Pada laporan tersebut disebutkan bahwa untuk negara-negara yang cukup serius terhadap riset kelautan, alokasi anggaran riset kelautan berada pada rata-rata 1,7 persen dari total Gross Domestic Expenditure on Research and Development (GERD).

Negara yang boleh dikata serius terhadap riset kelautan namun persentase dana riset kelautan terhadap GERD tergolong rendah adalah Turki, sebesar 0.03 persen.

Bagaimana dengan Indonesia? Karena tidak muncul dalam laporan, maka bisa dikatakan Indonesia belum cukup serius untuk melakukan riset kelautan.

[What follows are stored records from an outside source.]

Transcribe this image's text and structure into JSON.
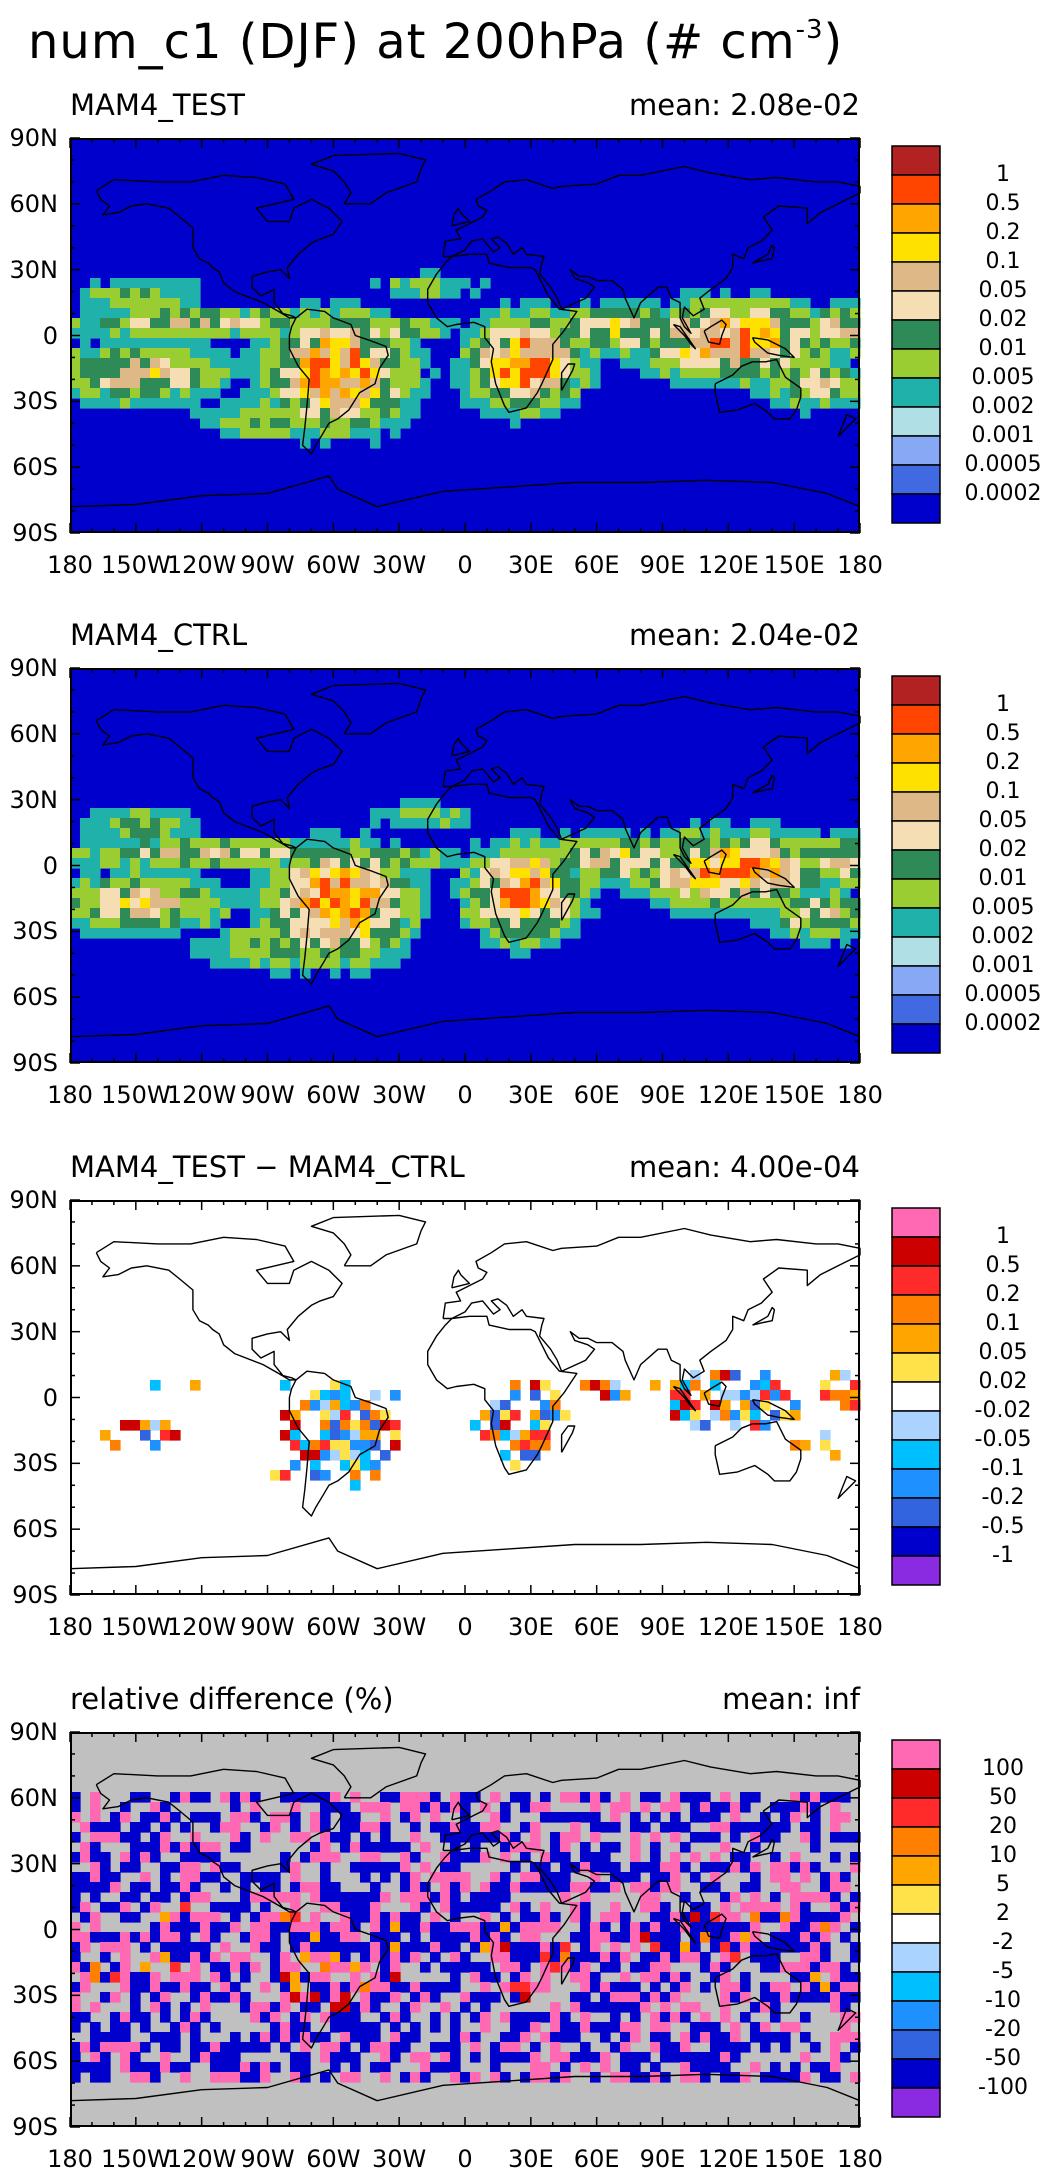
{
  "title": {
    "main": "num_c1 (DJF) at 200hPa (# cm",
    "sup": "-3",
    "close": ")"
  },
  "axes": {
    "lat_ticks": [
      "90N",
      "60N",
      "30N",
      "0",
      "30S",
      "60S",
      "90S"
    ],
    "lon_ticks": [
      "180",
      "150W",
      "120W",
      "90W",
      "60W",
      "30W",
      "0",
      "30E",
      "60E",
      "90E",
      "120E",
      "150E",
      "180"
    ]
  },
  "colorbars": {
    "absolute": {
      "labels": [
        "1",
        "0.5",
        "0.2",
        "0.1",
        "0.05",
        "0.02",
        "0.01",
        "0.005",
        "0.002",
        "0.001",
        "0.0005",
        "0.0002"
      ],
      "colors": [
        "#b22222",
        "#ff4500",
        "#ffa500",
        "#ffe100",
        "#deb887",
        "#f5deb3",
        "#2e8b57",
        "#9acd32",
        "#20b2aa",
        "#b0e0e6",
        "#87a9f5",
        "#4169e1",
        "#0000cd"
      ]
    },
    "difference": {
      "labels": [
        "1",
        "0.5",
        "0.2",
        "0.1",
        "0.05",
        "0.02",
        "-0.02",
        "-0.05",
        "-0.1",
        "-0.2",
        "-0.5",
        "-1"
      ],
      "colors": [
        "#ff69b4",
        "#cd0000",
        "#ff2a2a",
        "#ff7f00",
        "#ffa500",
        "#ffe14a",
        "#ffffff",
        "#aad4ff",
        "#00bfff",
        "#1e90ff",
        "#3264e0",
        "#0000cd",
        "#8a2be2"
      ]
    },
    "relative": {
      "labels": [
        "100",
        "50",
        "20",
        "10",
        "5",
        "2",
        "-2",
        "-5",
        "-10",
        "-20",
        "-50",
        "-100"
      ],
      "colors": [
        "#ff69b4",
        "#cd0000",
        "#ff2a2a",
        "#ff7f00",
        "#ffa500",
        "#ffe14a",
        "#ffffff",
        "#aad4ff",
        "#00bfff",
        "#1e90ff",
        "#3264e0",
        "#0000cd",
        "#8a2be2"
      ]
    }
  },
  "panels": [
    {
      "title": "MAM4_TEST",
      "mean": "mean: 2.08e-02",
      "kind": "absolute",
      "background": "#0000cd"
    },
    {
      "title": "MAM4_CTRL",
      "mean": "mean: 2.04e-02",
      "kind": "absolute",
      "background": "#0000cd"
    },
    {
      "title": "MAM4_TEST − MAM4_CTRL",
      "mean": "mean: 4.00e-04",
      "kind": "difference",
      "background": "#ffffff"
    },
    {
      "title": "relative difference (%)",
      "mean": "mean:    inf",
      "kind": "relative",
      "background": "#c0c0c0"
    }
  ],
  "chart_data": {
    "type": "heatmap",
    "variable": "num_c1 (DJF) at 200hPa",
    "units": "# cm^-3",
    "x_range": [
      -180,
      180
    ],
    "y_range": [
      -90,
      90
    ],
    "maps": [
      {
        "name": "MAM4_TEST",
        "mean": 0.0208
      },
      {
        "name": "MAM4_CTRL",
        "mean": 0.0204
      },
      {
        "name": "MAM4_TEST - MAM4_CTRL",
        "mean": 0.0004
      },
      {
        "name": "relative difference (%)",
        "mean": "inf"
      }
    ]
  }
}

Jadi wajar kiranya jika jumlah publikasi internasional bidang kelautan bangsa Indonesia masih sangat rendah.

Mengukur prioritas riset kelautan dari postur anggaran

Mengukur seberapa besar prioritas riset kelautan bagi peneliti laut seperti saya cukup sederhana. Barometer yang mudah diamati adalah skala mikro, misalnya dengan melihat postur anggaran di Badan Riset dan Inovasi Nasional (BRIN).

Apalagi sejak berdirinya, BRIN digadang-gadang akan menggunakan platform riset Digital, Green and Blue Economy. Jika memang benar Ekonomi Biru (Blue Economy) menjadi salah satu platform program riset di BRIN, maka layak kiranya melihat proporsi anggaran riset kelautan di BRIN.

Saat ini diketahui bahwa total anggaran riset di BRIN adalah 461 miliar yang terbagi ke dalam skema kolaborasi rumah program (RP) di Organisasi Riset (OR) sebesar 272 miliar dan skema kompetisi terbuka di Kedeputian Fasilitasi Riset dan Inovasi (FRI) sebesar 189 miliar.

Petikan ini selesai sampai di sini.